Celebramos nesse 31 de outubro os 500 anos da Reforma. A história registra como marco a colocação das 95 teses na Igreja do Castelo de Wittenberg, na Alemanha. Esse movimento reformatório teve uma dimensão muito além do âmbito religioso. Provocou mudanças na economia, na política, na educação, na cultura e na sociedade como um todo. Pode-se dizer que esse movimento contribuiu para o surgimento de um novo ethos democrático. Uma nova cultura começou a tomar forma e um novo comportamento começou a fazer parte nas relações sociais. Menciono alguns fatos:
• Em muito pouco tempo o número de Universidades europeias passou de 20 para 70. Pessoas, não da elite, mas do povo começaram a ter oportunidades de uma boa formação. Tanto que Lutero defendeu em uma de suas teses que de “de cada um florim gasto em armamentos, 100 florins deveriam ser gastos na educação”. Sem educação não pode existir justiça. A educação precisa estar à disposição de todas as pessoas. O ethos democrático se percebe na defesa dessas ideias, isso precisa fazer parte das políticas públicas, e de todos os setores da sociedade. O bem-estar social também é objetivo da Igreja. Esse é um legado luterano. Outro dado que aponta para esta tentativa de democratização é a taxa de alfabetização, que em pouco tempo passou de 6 para 30%.

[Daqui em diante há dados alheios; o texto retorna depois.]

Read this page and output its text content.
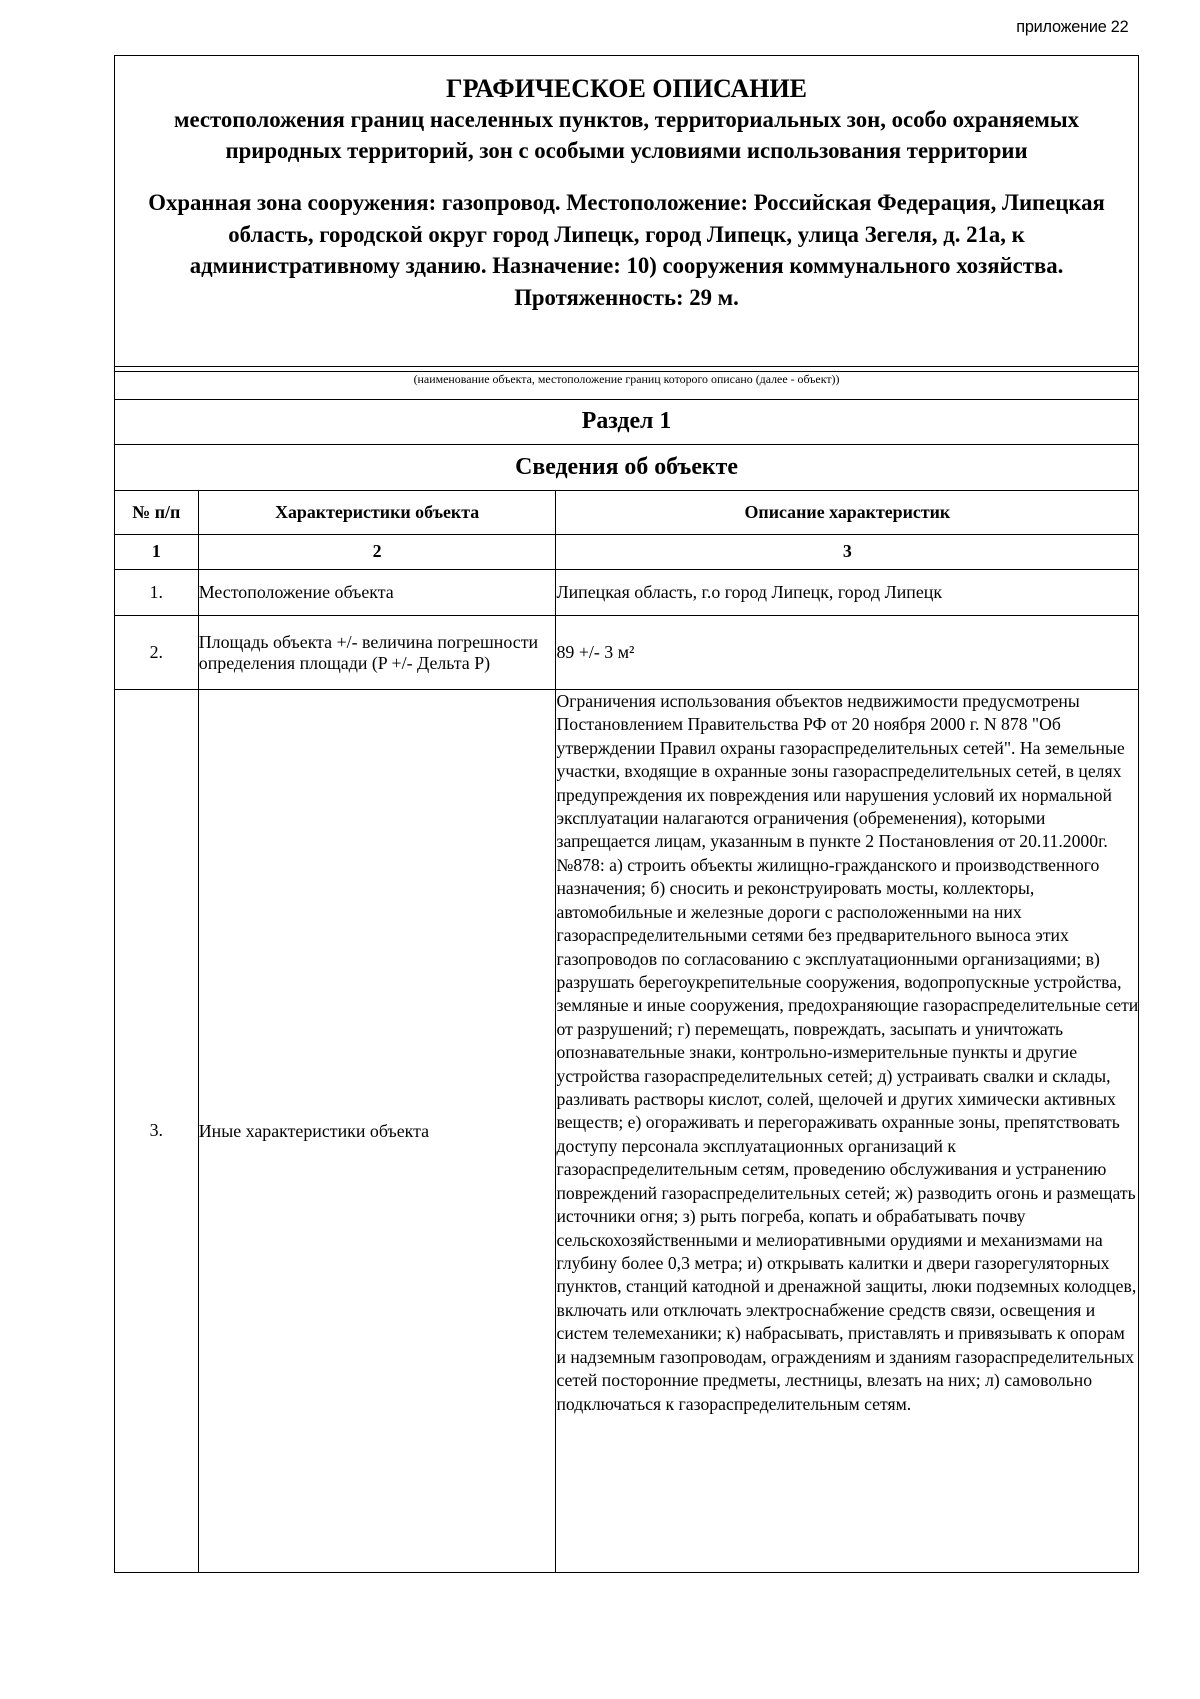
приложение 22
ГРАФИЧЕСКОЕ ОПИСАНИЕ
местоположения границ населенных пунктов, территориальных зон, особо охраняемых природных территорий, зон с особыми условиями использования территории
Охранная зона сооружения: газопровод. Местоположение: Российская Федерация, Липецкая область, городской округ город Липецк, город Липецк, улица Зегеля, д. 21а, к административному зданию. Назначение: 10) сооружения коммунального хозяйства. Протяженность: 29 м.
(наименование объекта, местоположение границ которого описано (далее - объект))
Раздел 1
Сведения об объекте
№ п/п	Характеристики объекта	Описание характеристик
1	2	3
1.	Местоположение объекта	Липецкая область, г.о город Липецк, город Липецк
2.	Площадь объекта +/- величина погрешности определения площади (P +/- Дельта P)	89 +/- 3 м²
3.	Иные характеристики объекта	Ограничения использования объектов недвижимости предусмотрены Постановлением Правительства РФ от 20 ноября 2000 г. N 878 "Об утверждении Правил охраны газораспределительных сетей". На земельные участки, входящие в охранные зоны газораспределительных сетей, в целях предупреждения их повреждения или нарушения условий их нормальной эксплуатации налагаются ограничения (обременения), которыми запрещается лицам, указанным в пункте 2 Постановления от 20.11.2000г. №878: а) строить объекты жилищно-гражданского и производственного назначения; б) сносить и реконструировать мосты, коллекторы, автомобильные и железные дороги с расположенными на них газораспределительными сетями без предварительного выноса этих газопроводов по согласованию с эксплуатационными организациями; в) разрушать берегоукрепительные сооружения, водопропускные устройства, земляные и иные сооружения, предохраняющие газораспределительные сети от разрушений; г) перемещать, повреждать, засыпать и уничтожать опознавательные знаки, контрольно-измерительные пункты и другие устройства газораспределительных сетей; д) устраивать свалки и склады, разливать растворы кислот, солей, щелочей и других химически активных веществ; е) огораживать и перегораживать охранные зоны, препятствовать доступу персонала эксплуатационных организаций к газораспределительным сетям, проведению обслуживания и устранению повреждений газораспределительных сетей; ж) разводить огонь и размещать источники огня; з) рыть погреба, копать и обрабатывать почву сельскохозяйственными и мелиоративными орудиями и механизмами на глубину более 0,3 метра; и) открывать калитки и двери газорегуляторных пунктов, станций катодной и дренажной защиты, люки подземных колодцев, включать или отключать электроснабжение средств связи, освещения и систем телемеханики; к) набрасывать, приставлять и привязывать к опорам и надземным газопроводам, ограждениям и зданиям газораспределительных сетей посторонние предметы, лестницы, влезать на них; л) самовольно подключаться к газораспределительным сетям.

• O acesso da população à informação e, consequentemente, na participação em debates e mobilizações, foi muito impulsionada pela invenção da impressão que ajudou a “viralizar” as ideias por meio da produção livreira. Destaca-se aqui a tradução da Bíblia para a linguagem do povo. Com os escritos, as opiniões, as posições, as ideias de todos os setores da sociedade começaram a ter eco. A leitura e a interpretação deixaram de ser uma exclusividade de uma classe com poucas pessoas – como o clero e a elite.
• Assistência Social também deixou de ser uma atitude de mendicância. A população despossuída de propriedades chegou a somar 70% da população. Iniciou-se, então, todo um sistema de organização da assistência social. A constituição de Wittenberg, em 1522, em um de seus artigos estabeleceu a criação de uma caixa comum com o objetivo de prestar assistência. A esmola e mendicância começou a ser proibida, inclusive para monges. Percebemos nisso um embrião de política públicas.
A reforma luterana provocou, estimulou e contribuiu para que mudanças sociais acontecessem. Para mostrar que pessoas não vivem em si mesmas, mas também para as outras. Luteranas e luteranos se propõem a fazer e também de forma organizada. Logo, como pessoas, como Igrejas e como governo, não existimos para nós, mas para as outras pessoas. O movimento da reforma, de 500 anos atrás, deixou esse legado para nós.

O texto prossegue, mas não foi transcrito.